25.12.12

Kiki di Montparnasse (di Luca Scarlini)

Recensione di due libri di memorie della celebre "regina" della vita artistica e intellettuale parigina, l'articolo di Scarlini fa il punto sul mito di Kiki di Montparnasse. (S.L.L.)
Kiki de Montparnasse (al secolo Alice Prin, 1901-1953) è stata un mito per almeno due generazioni di artisti e rimane immortalata nella memoria collettiva per numerosi ritratti, tra cui quello, celeberrimo, che le allestì Man Ray, trasformandola in violoncello umano con il titolo di Violon d'Ingres, con il bel volto di profilo e la testa adorna di un turbante, in una fulminante allusione alle figure del maestro di Montauban.
Molteplici furono i talenti di questa straordinaria signora delle notti parigine, di cui ora la Excelsior 1881 manda in libreria i ritrovati ricordi che vanno sotto il titolo di Infinitamente prezioso (traduzione di Silvia Marina Cristina Calandra, pp. 212, € 16,50), in un volume riccamente illustrato, dopo che già Abramo nel 1997 aveva presentato il Diario. Questi souvenirs, come il volume precedente, che ebbe enorme successo al suo apparire nel 1929 (suscitando anche censure per la trattazione esplicita di scene di sesso), con il corredo di una prefazione di Ernest Hemingway qui riproposta, consacrava un mito personale e quello di un quartiere, che l'aveva eletta regina: Montparnasse appunto, di cui la signora costituì una autorevole incarnazione. Non si contano infatti i nomi famosi che si rincorrono in queste pagine: Kisling e Foujita, ma senz'altro anche i surrealisti, da cui l'autrice prese poi clamorosamente le distanze, accusandoli di incoerenza, e un grande poeta, Robert Desnos, a cui fu legata da tenerezza, nonché Modigliani, in un girotondo di amanti, prima della morte prematura. Il mondo di artisti e modelle assolutamente ha i tratti di una aggiornata Vita di Bohème (non per caso Kiki si rappresenta giovinetta proprio come un personaggio di Henry Murger), ma le durezze di un'esistenza ai margini sono ben presenti e si incidono i segni di una vita frenetica, affrontata spavaldamente.

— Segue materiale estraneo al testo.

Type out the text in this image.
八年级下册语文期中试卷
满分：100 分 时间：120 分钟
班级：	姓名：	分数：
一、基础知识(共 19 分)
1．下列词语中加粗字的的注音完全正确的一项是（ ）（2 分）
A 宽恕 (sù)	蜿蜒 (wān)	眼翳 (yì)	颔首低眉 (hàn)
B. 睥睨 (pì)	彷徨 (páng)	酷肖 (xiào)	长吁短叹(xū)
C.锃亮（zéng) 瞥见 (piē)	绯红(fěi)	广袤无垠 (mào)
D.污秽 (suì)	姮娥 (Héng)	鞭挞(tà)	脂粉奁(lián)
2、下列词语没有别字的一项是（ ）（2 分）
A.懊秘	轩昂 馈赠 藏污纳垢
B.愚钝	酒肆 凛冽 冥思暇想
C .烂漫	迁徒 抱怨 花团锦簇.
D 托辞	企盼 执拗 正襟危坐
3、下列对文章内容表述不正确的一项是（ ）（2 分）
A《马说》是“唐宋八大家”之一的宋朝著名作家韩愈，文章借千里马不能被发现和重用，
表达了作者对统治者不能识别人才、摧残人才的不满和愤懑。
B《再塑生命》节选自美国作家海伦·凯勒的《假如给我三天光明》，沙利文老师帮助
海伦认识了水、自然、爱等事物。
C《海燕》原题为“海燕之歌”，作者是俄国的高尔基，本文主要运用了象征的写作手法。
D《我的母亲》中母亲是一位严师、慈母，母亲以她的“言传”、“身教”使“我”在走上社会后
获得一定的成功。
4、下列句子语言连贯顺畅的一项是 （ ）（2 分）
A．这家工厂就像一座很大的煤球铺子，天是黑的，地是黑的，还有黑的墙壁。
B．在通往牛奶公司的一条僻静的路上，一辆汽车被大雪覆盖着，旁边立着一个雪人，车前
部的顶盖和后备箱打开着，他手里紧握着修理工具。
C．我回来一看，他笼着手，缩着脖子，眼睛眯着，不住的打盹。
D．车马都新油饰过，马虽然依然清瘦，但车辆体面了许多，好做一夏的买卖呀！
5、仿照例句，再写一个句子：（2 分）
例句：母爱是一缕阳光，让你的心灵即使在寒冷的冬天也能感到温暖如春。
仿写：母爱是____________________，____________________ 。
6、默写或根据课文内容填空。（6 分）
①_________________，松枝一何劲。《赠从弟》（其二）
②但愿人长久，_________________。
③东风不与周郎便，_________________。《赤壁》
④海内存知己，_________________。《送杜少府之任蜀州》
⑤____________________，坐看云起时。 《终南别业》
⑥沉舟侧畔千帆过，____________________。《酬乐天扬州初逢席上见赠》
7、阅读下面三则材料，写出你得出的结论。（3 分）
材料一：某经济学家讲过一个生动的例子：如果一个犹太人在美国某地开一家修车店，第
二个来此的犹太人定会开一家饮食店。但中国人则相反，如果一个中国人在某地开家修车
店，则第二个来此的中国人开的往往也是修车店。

L'autrice, nata in una famiglia povera, vissuta tra difficoltà di ogni genere, conquista in strada la consapevolezza della sua grande attrattiva, che si riassume in quello strepitoso sorriso, via via sempre più venato di tristezza, mentre dalle continue feste nei cabaret, passa lentamente a una vita professionale prima in posa per i pittori, poi come chanteuse (con tanto di tournèes a Berlino, acclamatissima) e come disegnatrice (con varie mostre all'attivo), dotata di un talento ingenuo, ma senz'altro capace di produrre immagini graziose, come ben documenta l'iconografia del volume. Tra un pernod e un amore, tra una boutade e un azzeccato numero improvvisato al Boeuf sur le toit, locale coordinato come direttore artistico da Jean Cocteau, emerge sotto tutte le risate l'ombra di una malinconia pertinace, fino all'approdo alla droga, narrato in modo diretto, senza infingimenti. L'ultima pagina di queste note termina comunque su un accento di allegria, che sembra la chiusa di una canzone di Edith Piaf: «e adesso sono felice, allegra, ritrovo le mie forze. Vivo, respiro, credo nel futuro. Ho un uomo che mi ama, che amo, saremo felici. Tutto va bene. Kiki».